In fight of this disposition of Appellant’s first assignment of error, consideration of his other two claims is unnecessary.
CONCLUSION
The conviction of Appellant of the crime of Violation of Exclusion Order is reversed.
ELIZABETH NASON, Associate Justice, JOHN SLEDD, Associate Justice. 3.30.2S0 Violation of exclusion order.
(1) A person commits the offense of violation of an exclusion order by knowingly or purposely entering onto the restricted lands of the Tulalip Indian Reservation in violation of an order of exclusion issued by the Tulalip Court.

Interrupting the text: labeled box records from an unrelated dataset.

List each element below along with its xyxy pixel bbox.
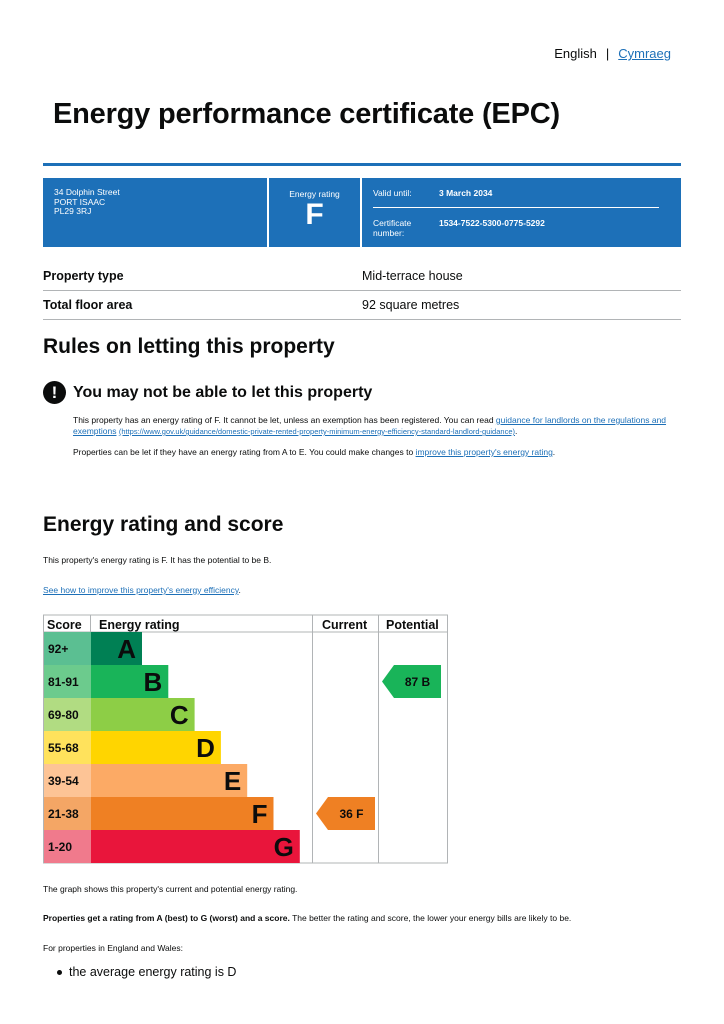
language-separator: | — [605, 46, 610, 61]
address-line: PL29 3RJ — [54, 206, 92, 216]
rating-explanation-bold: Properties get a rating from A (best) to G (worst) and a score. — [43, 913, 290, 923]
link-text: guidance for landlords on the regulations and — [495, 415, 667, 425]
score-label-E: 39-54 — [48, 774, 79, 788]
average-rating-list — [55, 965, 236, 979]
warning — [43, 381, 372, 404]
chart-header-score: Score — [47, 618, 82, 632]
energy-rating-graph — [43, 614, 449, 864]
rating-bar-F — [91, 797, 274, 830]
certificate-number-row — [373, 218, 670, 238]
improve-rating-link[interactable]: improve this property's energy rating — [415, 447, 553, 457]
energy-improve-line — [43, 585, 241, 596]
paragraph-text: Properties can be let if they have an energy rating from A to E. You could make changes to — [73, 447, 416, 457]
certificate-meta — [362, 178, 681, 247]
letting-paragraph-2 — [73, 447, 555, 458]
score-label-G: 1-20 — [48, 840, 73, 854]
summary-value: 92 square metres — [362, 298, 460, 312]
letting-heading: Rules on letting this property — [43, 335, 335, 358]
certificate-banner — [43, 178, 681, 247]
energy-heading: Energy rating and score — [43, 513, 284, 536]
link-text: exemptions — [73, 426, 117, 436]
score-label-D: 55-68 — [48, 741, 79, 755]
summary-row — [43, 262, 681, 291]
language-cymraeg-link[interactable]: Cymraeg — [618, 46, 671, 61]
meta-divider — [373, 207, 659, 208]
address-line: 34 Dolphin Street — [54, 187, 120, 197]
rating-bar-label-D: D — [196, 733, 215, 763]
score-label-C: 69-80 — [48, 708, 79, 722]
improve-efficiency-link[interactable]: See how to improve this property's energy efficiency — [43, 585, 239, 595]
potential-rating-arrow-label: 87 B — [404, 675, 431, 689]
rating-bar-label-B: B — [143, 667, 163, 697]
england-wales-note: For properties in England and Wales: — [43, 943, 184, 953]
summary-label: Property type — [43, 269, 124, 283]
score-label-B: 81-91 — [48, 675, 79, 689]
language-switcher — [554, 46, 671, 61]
current-rating-arrow-label: 36 F — [339, 807, 364, 821]
energy-rating-band: F — [305, 198, 324, 231]
score-label-F: 21-38 — [48, 807, 79, 821]
paragraph-end: . — [515, 426, 518, 436]
warning-text: You may not be able to let this property — [73, 383, 373, 401]
valid-until-label: Valid until: — [373, 188, 412, 198]
rating-explanation-text: The better the rating and score, the lower your energy bills are likely to be. — [289, 913, 572, 923]
rating-bar-label-E: E — [223, 766, 242, 796]
rating-bar-label-F: F — [251, 799, 268, 829]
language-english: English — [554, 46, 597, 61]
summary-value: Mid-terrace house — [362, 269, 463, 283]
score-label-A: 92+ — [48, 642, 69, 656]
address-line: PORT ISAAC — [54, 196, 106, 207]
valid-until-row — [373, 188, 670, 198]
landlord-guidance-url[interactable]: (https://www.gov.uk/guidance/domestic-private-rented-property-minimum-energy-efficiency-standard-landlord-guidance) — [118, 427, 515, 436]
summary-row — [43, 291, 681, 320]
certificate-number-value: 1534-7522-5300-0775-5292 — [439, 218, 545, 228]
graph-note: The graph shows this property's current and potential energy rating. — [43, 884, 298, 894]
rating-explanation — [43, 913, 571, 924]
chart-header-current: Current — [322, 618, 368, 632]
energy-intro: This property's energy rating is F. It has the potential to be B. — [43, 555, 272, 565]
paragraph-text: This property has an energy rating of F. It cannot be let, unless an exemption has been registered. You can read — [73, 415, 496, 425]
rating-bar-label-C: C — [169, 700, 189, 730]
energy-rating-chart — [43, 614, 449, 869]
property-address — [43, 178, 269, 247]
property-summary — [43, 262, 681, 320]
certificate-number-label-line: Certificate — [373, 218, 412, 228]
chart-header-potential: Potential — [386, 618, 439, 632]
chart-header-rating: Energy rating — [99, 618, 180, 632]
energy-rating-box — [269, 178, 362, 247]
letting-paragraph-1 — [73, 415, 673, 437]
warning-icon: ! — [43, 381, 66, 404]
certificate-number-label-line: number: — [373, 228, 405, 238]
energy-rating-label: Energy rating — [289, 189, 340, 199]
paragraph-end: . — [238, 585, 241, 595]
page-title: Energy performance certificate (EPC) — [53, 98, 560, 130]
certificate-number-label — [373, 218, 439, 238]
rating-bar-label-A: A — [117, 634, 136, 664]
rating-bar-G — [91, 830, 300, 863]
valid-until-value: 3 March 2034 — [439, 188, 493, 198]
title-divider — [43, 163, 681, 166]
list-item: the average energy rating is D — [55, 965, 236, 979]
rating-bar-label-G: G — [273, 832, 294, 862]
paragraph-end: . — [552, 447, 556, 457]
summary-label: Total floor area — [43, 298, 133, 312]
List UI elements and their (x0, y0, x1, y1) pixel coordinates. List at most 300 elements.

. The admission of this Declaration for the substantive proof that service was made is Appellant’s second assignment of error.
. We note that, in order to be subject to the general criminal jurisdiction of the Tulalip Tribes, Appellant must be a member of a federally recognized Tribe of American Indians, 25 U.S.C. 1301(2), United States v. Lara, 541 U.S. 193, 194, 124 S.Ct. 1628, 158 L.Ed.2d 420 (2004). In addition, pursuant to TTC 4.25, Domestic Violence, the Tribes may prosecute persons who are not members of a federal recognized Tribe. There is nothing in the record to indicate that the provisions of TTC 4.25 are involved in this prosecution. For the purposes of the discussion of this portion of his appeal we will assume that Appellant is a member of a federally recognized Tribe of American Indians, with the caveat that Appellant’s third assignment of error is which party, Appellant or the Tribes, bears the burdens of proof and of going forward on this point.
. TTC 2.40.040 states that any person, regardless of tribal membership, may be excluded from the Tulalip Reservation under this chapter.
. TTC 2.40.070(10) Order of Exclusion—Service. An order for exclusion shall be served on the respondent in the manner prescribed for civil process under Chapter 2.10 TTC for service of notice, (emphasis added).
. The record below shows that no one, including the relevant law enforcement personnel, had any knowledge of the existence of or the terms of the Exclusion Order at the time Appellant was arrested for other reasons.
. No opinion is expressed as to whether actual knowledge of the terms of an exclusion order absent service pursuant to TTC 2.40.070(3) would be sufficient to support a conviction under TTC 3.30.250(1).